Monday, November 12, 2012

Frank Talk about Sex with Your Biographer

Hello and welcome to "The Gods Are Bored!" A little sex talk today. Keeps us all young and grinning, don't you think?

Let me beat around the bush first ... tee hee ... double entendre ... playground humor ...

I'm rather opposed to biographies about people who are still active in their lives. We can't even count all the biographies of Barack Obama, and wow! He's just beginning a whole new four years of lively history-making work! In a previous incarnation I wrote biographies about people, and trust me, they get out-of-date fast, unless the subject of the biography is embalmed, entombed, or otherwise off the radar. Even then people can have a lasting impact on society -- but that is not necessarily the realm of the biographer.

All this is an introduction to my posing a question. Whose bright idea was it to send a married 40-year-old  woman with children to Afghanistan for a year of intense biographizing of General Petraeus? No-brainer, folks. I'm pretty much made of steel where extramarital activities are concerned, but put me in that situation, for a year, and whew! He's a pretty dynamic guy!

Let the record show that "The Gods Are Bored" understands the Petraeus situation to be beyond the capacity of almost any heterosexual couple to endure. Biographers have to be absolutely consumed by their subjects (try that with John Adams ... zzzzzZZZZZZzzzzz). Biographers also have to be single-mindedly delving into their subjects' lives, probing and interviewing, and interviewing, and interviewing. On the other side of the bed table sits the subject, who -- and I don't care if it's Big Bird, for the love of fruit flies -- absolutely loves all that attention.

It's very flattering to be so adoringly scrutinized. Add to that a gender difference and the fact that both biographer and subject are still ambulatory, and you've got a 90 percent fail rate for marital fidelity.

This may sound harsh, but I rather think it's both unprofessional and unneccessary to send a biographer on a year's trek through tough country in order to craft a biography. Presumably the man had a job to do, and to me it seems like no place for close scrutiny by a civilian. (The military's gonna get him on this, I'll bet.)

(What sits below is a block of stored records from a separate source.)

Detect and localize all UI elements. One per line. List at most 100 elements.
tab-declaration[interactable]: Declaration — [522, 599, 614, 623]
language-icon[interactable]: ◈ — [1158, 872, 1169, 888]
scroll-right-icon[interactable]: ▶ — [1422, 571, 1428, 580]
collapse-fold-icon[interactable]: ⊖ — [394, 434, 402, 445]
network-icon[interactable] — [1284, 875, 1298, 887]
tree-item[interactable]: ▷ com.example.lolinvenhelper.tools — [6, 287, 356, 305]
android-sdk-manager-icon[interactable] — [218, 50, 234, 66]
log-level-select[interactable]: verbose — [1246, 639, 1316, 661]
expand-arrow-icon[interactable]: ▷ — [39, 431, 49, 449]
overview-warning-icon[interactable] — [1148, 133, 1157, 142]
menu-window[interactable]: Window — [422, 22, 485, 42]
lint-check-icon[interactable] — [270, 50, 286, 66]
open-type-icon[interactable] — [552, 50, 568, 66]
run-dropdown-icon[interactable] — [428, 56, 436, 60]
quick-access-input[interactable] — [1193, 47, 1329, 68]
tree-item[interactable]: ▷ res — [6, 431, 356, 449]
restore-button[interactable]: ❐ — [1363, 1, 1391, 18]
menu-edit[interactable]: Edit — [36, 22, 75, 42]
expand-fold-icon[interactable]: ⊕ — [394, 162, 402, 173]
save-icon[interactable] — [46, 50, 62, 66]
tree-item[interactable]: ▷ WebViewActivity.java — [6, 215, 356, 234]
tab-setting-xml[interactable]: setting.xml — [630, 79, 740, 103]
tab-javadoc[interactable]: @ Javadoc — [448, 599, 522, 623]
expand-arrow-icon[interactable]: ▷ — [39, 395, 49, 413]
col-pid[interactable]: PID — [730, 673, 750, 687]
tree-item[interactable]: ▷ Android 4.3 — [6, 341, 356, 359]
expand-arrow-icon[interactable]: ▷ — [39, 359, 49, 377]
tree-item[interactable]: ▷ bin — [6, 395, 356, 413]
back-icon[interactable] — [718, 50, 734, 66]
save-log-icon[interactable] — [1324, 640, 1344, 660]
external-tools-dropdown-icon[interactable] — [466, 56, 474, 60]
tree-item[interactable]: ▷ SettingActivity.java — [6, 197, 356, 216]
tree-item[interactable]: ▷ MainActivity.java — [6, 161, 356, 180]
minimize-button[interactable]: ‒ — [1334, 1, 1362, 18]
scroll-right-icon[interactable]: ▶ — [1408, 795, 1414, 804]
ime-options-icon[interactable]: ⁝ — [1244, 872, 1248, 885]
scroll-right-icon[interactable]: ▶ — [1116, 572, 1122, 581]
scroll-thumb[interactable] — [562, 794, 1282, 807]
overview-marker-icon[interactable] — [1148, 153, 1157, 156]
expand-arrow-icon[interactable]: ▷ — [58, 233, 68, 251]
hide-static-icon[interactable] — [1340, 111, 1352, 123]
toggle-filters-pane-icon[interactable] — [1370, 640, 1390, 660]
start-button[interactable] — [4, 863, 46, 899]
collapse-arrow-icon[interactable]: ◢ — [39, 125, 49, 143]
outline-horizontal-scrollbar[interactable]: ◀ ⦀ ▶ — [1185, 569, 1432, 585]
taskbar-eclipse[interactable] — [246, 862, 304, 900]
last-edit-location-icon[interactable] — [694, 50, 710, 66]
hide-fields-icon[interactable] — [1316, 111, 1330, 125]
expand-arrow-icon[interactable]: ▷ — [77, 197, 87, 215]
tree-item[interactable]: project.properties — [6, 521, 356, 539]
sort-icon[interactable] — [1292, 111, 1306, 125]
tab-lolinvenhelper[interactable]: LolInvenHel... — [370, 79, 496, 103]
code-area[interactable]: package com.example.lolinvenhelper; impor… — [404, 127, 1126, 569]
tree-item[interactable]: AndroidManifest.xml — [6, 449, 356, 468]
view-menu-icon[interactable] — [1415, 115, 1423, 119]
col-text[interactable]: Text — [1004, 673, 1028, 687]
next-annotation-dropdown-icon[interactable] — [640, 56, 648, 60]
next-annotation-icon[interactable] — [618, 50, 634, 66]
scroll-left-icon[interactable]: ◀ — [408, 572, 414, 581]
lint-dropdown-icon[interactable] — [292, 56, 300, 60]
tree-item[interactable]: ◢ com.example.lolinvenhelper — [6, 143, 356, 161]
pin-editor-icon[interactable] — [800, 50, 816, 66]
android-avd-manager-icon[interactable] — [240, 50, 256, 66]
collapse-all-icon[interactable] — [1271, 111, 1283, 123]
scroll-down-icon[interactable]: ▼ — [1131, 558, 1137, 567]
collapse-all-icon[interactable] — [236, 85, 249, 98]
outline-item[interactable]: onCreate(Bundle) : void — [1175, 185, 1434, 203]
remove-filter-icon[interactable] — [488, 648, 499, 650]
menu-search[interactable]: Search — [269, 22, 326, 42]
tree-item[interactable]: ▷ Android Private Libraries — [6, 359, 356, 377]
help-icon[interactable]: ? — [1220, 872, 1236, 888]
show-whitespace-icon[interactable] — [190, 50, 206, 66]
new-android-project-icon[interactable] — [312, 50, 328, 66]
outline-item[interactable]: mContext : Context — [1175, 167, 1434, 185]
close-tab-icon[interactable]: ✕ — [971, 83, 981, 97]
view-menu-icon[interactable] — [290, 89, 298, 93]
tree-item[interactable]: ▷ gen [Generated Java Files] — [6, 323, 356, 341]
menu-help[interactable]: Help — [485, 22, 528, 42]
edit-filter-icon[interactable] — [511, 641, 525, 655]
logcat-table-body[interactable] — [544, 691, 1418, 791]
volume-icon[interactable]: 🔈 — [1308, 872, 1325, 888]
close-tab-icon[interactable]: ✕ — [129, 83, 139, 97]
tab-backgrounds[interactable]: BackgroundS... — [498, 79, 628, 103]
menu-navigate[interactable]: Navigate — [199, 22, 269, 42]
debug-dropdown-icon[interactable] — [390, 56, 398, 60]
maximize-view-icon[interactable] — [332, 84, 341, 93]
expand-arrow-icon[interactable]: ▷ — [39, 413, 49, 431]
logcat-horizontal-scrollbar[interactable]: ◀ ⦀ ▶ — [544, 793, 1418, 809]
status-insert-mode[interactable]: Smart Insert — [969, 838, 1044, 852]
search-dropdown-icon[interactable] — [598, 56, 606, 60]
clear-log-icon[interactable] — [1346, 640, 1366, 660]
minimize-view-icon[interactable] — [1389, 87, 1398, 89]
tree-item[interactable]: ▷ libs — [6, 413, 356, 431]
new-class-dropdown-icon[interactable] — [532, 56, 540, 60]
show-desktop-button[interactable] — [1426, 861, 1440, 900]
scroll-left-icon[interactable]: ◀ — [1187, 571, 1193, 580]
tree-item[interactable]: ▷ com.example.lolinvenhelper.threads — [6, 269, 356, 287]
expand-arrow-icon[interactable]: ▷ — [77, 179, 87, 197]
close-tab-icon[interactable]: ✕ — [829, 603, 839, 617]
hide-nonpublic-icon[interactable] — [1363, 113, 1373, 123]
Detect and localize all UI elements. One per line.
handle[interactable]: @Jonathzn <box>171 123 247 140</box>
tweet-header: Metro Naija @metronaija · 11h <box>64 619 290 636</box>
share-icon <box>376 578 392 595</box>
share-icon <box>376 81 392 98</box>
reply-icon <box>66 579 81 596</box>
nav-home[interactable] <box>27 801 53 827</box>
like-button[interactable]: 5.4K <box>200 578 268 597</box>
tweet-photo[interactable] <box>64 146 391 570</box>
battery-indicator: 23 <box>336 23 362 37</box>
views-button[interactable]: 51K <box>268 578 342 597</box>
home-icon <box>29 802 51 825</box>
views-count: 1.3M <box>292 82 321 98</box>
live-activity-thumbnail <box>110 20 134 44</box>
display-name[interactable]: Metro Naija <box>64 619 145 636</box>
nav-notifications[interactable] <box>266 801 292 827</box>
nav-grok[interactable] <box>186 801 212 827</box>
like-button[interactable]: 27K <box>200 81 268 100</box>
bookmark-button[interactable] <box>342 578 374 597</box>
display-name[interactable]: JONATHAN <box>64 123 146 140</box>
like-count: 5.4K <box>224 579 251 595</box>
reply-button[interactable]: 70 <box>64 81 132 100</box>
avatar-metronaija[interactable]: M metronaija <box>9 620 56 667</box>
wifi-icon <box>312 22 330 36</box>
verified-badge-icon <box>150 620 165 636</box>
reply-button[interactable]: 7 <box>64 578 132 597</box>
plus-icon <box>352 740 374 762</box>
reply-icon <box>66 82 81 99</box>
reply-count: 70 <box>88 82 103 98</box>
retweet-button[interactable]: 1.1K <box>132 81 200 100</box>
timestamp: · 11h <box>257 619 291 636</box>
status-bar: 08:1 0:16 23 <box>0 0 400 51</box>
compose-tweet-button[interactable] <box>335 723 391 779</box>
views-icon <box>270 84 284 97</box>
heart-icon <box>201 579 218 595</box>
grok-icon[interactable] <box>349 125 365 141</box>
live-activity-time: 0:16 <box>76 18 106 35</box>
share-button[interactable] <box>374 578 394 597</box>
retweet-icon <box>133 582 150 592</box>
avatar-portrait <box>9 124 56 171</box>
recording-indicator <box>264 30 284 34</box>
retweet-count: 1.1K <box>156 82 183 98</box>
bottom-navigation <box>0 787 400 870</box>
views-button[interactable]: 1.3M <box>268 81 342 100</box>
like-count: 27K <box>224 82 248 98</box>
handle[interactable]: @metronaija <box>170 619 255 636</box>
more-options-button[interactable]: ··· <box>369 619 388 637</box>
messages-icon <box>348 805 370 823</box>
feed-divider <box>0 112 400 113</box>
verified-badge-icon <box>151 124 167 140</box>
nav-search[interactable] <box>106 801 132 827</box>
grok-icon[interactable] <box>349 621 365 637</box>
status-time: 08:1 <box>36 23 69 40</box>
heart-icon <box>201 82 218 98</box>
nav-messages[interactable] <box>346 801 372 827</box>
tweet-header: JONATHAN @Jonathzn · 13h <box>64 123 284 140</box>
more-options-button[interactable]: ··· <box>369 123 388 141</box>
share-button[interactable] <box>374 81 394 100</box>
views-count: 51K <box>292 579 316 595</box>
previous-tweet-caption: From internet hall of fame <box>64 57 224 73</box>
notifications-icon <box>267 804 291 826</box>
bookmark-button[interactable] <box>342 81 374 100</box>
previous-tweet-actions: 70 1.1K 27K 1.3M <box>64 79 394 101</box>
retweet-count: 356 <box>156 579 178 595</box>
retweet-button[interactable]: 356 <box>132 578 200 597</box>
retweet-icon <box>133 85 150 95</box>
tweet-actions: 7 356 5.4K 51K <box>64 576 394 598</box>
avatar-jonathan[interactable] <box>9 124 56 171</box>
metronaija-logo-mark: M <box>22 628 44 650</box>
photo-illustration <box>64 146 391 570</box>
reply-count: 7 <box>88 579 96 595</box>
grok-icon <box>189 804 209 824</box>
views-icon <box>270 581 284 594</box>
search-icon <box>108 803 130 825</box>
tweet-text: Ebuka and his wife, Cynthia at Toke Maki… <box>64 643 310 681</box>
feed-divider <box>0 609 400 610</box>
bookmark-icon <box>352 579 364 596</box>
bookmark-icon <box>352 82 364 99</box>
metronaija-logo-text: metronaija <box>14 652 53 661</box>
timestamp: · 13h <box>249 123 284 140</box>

A little less colorful, perhaps, but just as biography-worthy, would have been the notion of actually interviewing people who worked with the general in Afghanistan. Or talking to the general about his exploits in the cozy anonymity of a Starbuck's. This is called being scholarly and professional, and it doesn't get your picture all over Facebook.

Don't know about you, but the most annoying part of this for me is that General Petraeus is still alive. Alive and kicking. And we're still fighting over there, and he was running the freaking CIA. As a subject of biography, he's not ready for prime time deployment.

To put an emphatic puch upon this sermon, let's just face facts. Biographies are single-focus, and if you're writing it, and you fall in love with your subject, then you wind up having to write about yourself. Because ... oh, you know what I'm going to say ... the next biographer is going to write about you, at length, and probably after your subject is buzzard bait. A tad embarrassing, that.


Debra She Who Seeks said...

I totally agree. And you know, they're digging deep to see if that affair started while he was still in the military. If it did, it's a court-martial offence. I almost typed "court-marital" -- same thing, I guess!

Pitch313 said...

We civilians simply do not understand the needs of manly war-fighter generals or womanly West Point graduate biographers. We civilians live by petty rules that do not apply to the likes of US Army commanders and West Pointer camp followers.

I mean, what's notional security compared to being envied for your arm candy?